In all the conversations about delays, regulation and consultation it’s easy to lose track of what the Pensions Dashboard project is going to deliver. Well we’d like to take it back to that basic point.
What will it do?
The first thing to say is that ‘Pensions Dashboard’ maybe a snappy name, but it’s a bit misleading. It gives the idea that it’s a single website which isn’t the case. It should really be called ‘open pensions data‘. Because that’s what it is. With a ‘pension finder’ service attached.
The basic premise is that anybody in the UK can log into a regulated website of their choosing, and see information about all their pensions, in one place, in real time.
This isn’t possible now. To understand all their pensions, individuals have to go to each provider/employer and ask them. If they’re lucky, each provider will have the functionality to let them view their pension online. But we know many older schemes don’t offer this basic function, so they’ll have to phone the company and if they’re lucky they’ll get one valuation a year.
Of course in order to do any of this, individuals need to know they have a pension in the first place and who the provider is. Mergers and acquisitions over the years can make this challenging. Plus people move house and lose their paperwork with pension information they’d diligently filed for later reading. In other words - they often have a vague idea they have some pensions, but can’t remember where they’re held or even how many they actually have.
And that’s the real magic of ‘dashboard’. Individuals don’t need to remember who their pensions are with. They just need to identify themselves and the hundreds of UK pensions providers will immediately check if they have any. The dashboard will then show what each pension is worth, and other basic information.
Once they’ve located their pensions, their chosen website will be able to help them find out a bit more. These websites will be able to offer projections to retirement, to help customers understand what the total of their retirement savings could be, and when they can access them. And probably most powerfully, tell them whether they’re saving enough.
Some key dependencies
How all of this happens relies on several things:
- Having a system that sends a “do you have a pension for me” message to over 200 pension providers and administrators collates responses and sends them back to the various websites hosting a dashboard. This is the ‘Pensions Finder Service’. It still needs to be built, be able to deal with millions of messages a day and most importantly, be very secure.

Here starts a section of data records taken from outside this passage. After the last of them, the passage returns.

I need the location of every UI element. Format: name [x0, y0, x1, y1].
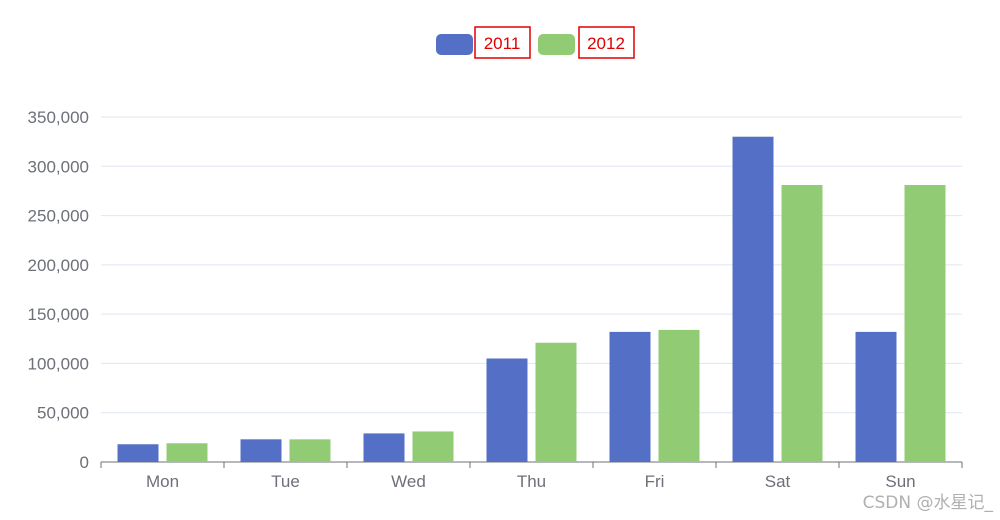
legend-swatch-2011 — [436, 34, 473, 55]
bar-2011-mon[interactable] — [117, 444, 159, 462]
legend-label-box-2012 — [578, 26, 635, 59]
y-tick-label: 150,000 — [28, 305, 89, 324]
y-axis: 0 50,000 100,000 150,000 200,000 250,000 300,0… — [28, 108, 89, 472]
grid-lines — [101, 116, 962, 414]
y-tick-label: 50,000 — [37, 404, 89, 423]
legend[interactable]: 2011 2012 — [436, 26, 635, 59]
bar-2011-thu[interactable] — [486, 358, 528, 463]
bar-2011-sat[interactable] — [732, 136, 774, 462]
y-tick-label: 250,000 — [28, 207, 89, 226]
bar-2012-wed[interactable] — [412, 431, 454, 462]
bar-2011-tue[interactable] — [240, 439, 282, 462]
x-tick-label: Thu — [517, 472, 546, 491]
bar-2012-sun[interactable] — [904, 185, 946, 462]
y-tick-label: 200,000 — [28, 256, 89, 275]
x-tick-label: Sun — [885, 472, 915, 491]
bar-2011-fri[interactable] — [609, 331, 651, 462]
y-tick-label: 350,000 — [28, 108, 89, 127]
y-tick-label: 100,000 — [28, 354, 89, 373]
x-tick-label: Tue — [271, 472, 300, 491]
x-tick-label: Fri — [645, 472, 665, 491]
x-tick-label: Mon — [146, 472, 179, 491]
legend-label-2012: 2012 — [587, 34, 625, 53]
legend-label-box-2011 — [474, 26, 531, 59]
legend-swatch-2012 — [538, 34, 575, 55]
bar-2011-wed[interactable] — [363, 433, 405, 462]
bar-2012-thu[interactable] — [535, 342, 577, 462]
legend-item-2012[interactable]: 2012 — [538, 26, 635, 59]
y-tick-label: 0 — [80, 453, 89, 472]
bar-2012-tue[interactable] — [289, 439, 331, 462]
bar-2012-mon[interactable] — [166, 443, 208, 462]
bars — [117, 136, 946, 463]
bar-2012-fri[interactable] — [658, 329, 700, 462]
bar-2012-sat[interactable] — [781, 185, 823, 462]
x-tick-label: Wed — [391, 472, 426, 491]
legend-item-2011[interactable]: 2011 — [436, 26, 531, 59]
watermark: CSDN @水星记_ — [863, 493, 994, 513]
legend-label-2011: 2011 — [484, 34, 521, 53]
y-tick-label: 300,000 — [28, 157, 89, 176]
bar-2011-sun[interactable] — [855, 331, 897, 462]
x-tick-label: Sat — [765, 472, 791, 491]
x-axis: Mon Tue Wed Thu Fri Sat Sun — [100, 461, 963, 491]
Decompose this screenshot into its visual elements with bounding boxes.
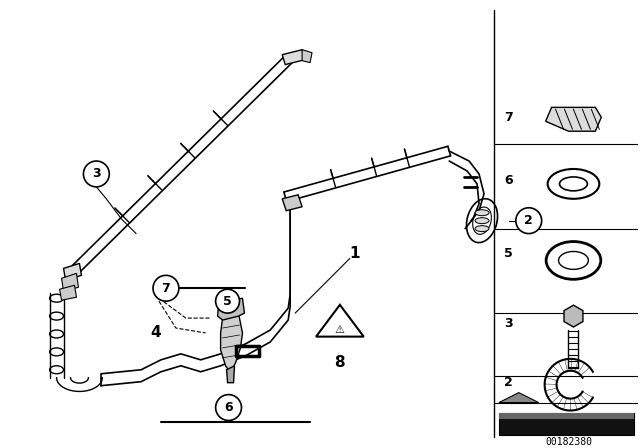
Circle shape [516,208,541,233]
Polygon shape [63,263,81,280]
Ellipse shape [546,241,601,279]
Polygon shape [564,305,583,327]
Text: 7: 7 [161,282,170,295]
Text: 6: 6 [224,401,233,414]
Text: 5: 5 [504,247,513,260]
Polygon shape [61,273,79,291]
Polygon shape [546,108,602,131]
Polygon shape [218,298,244,320]
Text: ⚠: ⚠ [335,325,345,335]
Circle shape [216,289,239,313]
Text: 2: 2 [524,214,533,227]
Ellipse shape [475,218,489,224]
Text: 5: 5 [223,295,232,308]
Text: 7: 7 [504,111,513,124]
Polygon shape [499,413,634,419]
Polygon shape [221,313,243,373]
Polygon shape [499,392,539,403]
Ellipse shape [475,210,489,215]
Polygon shape [302,50,312,63]
Text: 4: 4 [150,326,161,340]
Circle shape [216,395,241,421]
Text: 3: 3 [504,317,513,330]
Text: 6: 6 [504,174,513,187]
Circle shape [153,276,179,301]
Polygon shape [60,285,76,300]
Ellipse shape [475,226,489,232]
Polygon shape [499,413,634,435]
Ellipse shape [548,169,599,199]
Text: 00182380: 00182380 [545,437,592,448]
Ellipse shape [559,177,588,191]
Circle shape [83,161,109,187]
Text: 3: 3 [92,168,100,181]
Polygon shape [227,366,234,383]
Text: 1: 1 [349,246,360,261]
Text: 8: 8 [335,355,345,370]
Text: 2: 2 [504,376,513,389]
Polygon shape [282,195,302,211]
Ellipse shape [559,251,588,269]
Polygon shape [282,50,305,65]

- The system will need an agreed method of finding individuals that works for each provider. This is likely to be National Insurance number and date of birth. And of course the providers need to have accurate data for each of their customers. Pensions data held across the industry will need to be reviewed.
- Rules to make sure people who access this precious information about customers act in their best interests. So we therefore need some regulation.
Building this powerfully simple service is not in itself simple. The industry will need to pull together to align 200-plus pension providers and administrators, improve their data, and agree the right way to fund it – along with much more. Who gets to host a dashboard? When will it go live? When will the State pension be on it? How do you compare DC and DB pensions?
All important details but just that, details. It’s vital to keep the eye on the main outcome.
If we get this right as an industry, everyone in the UK will have the information they need to better manage their financial futures. Knowing where they stand now and having the tools to enable them to work out how to get to where they want to go.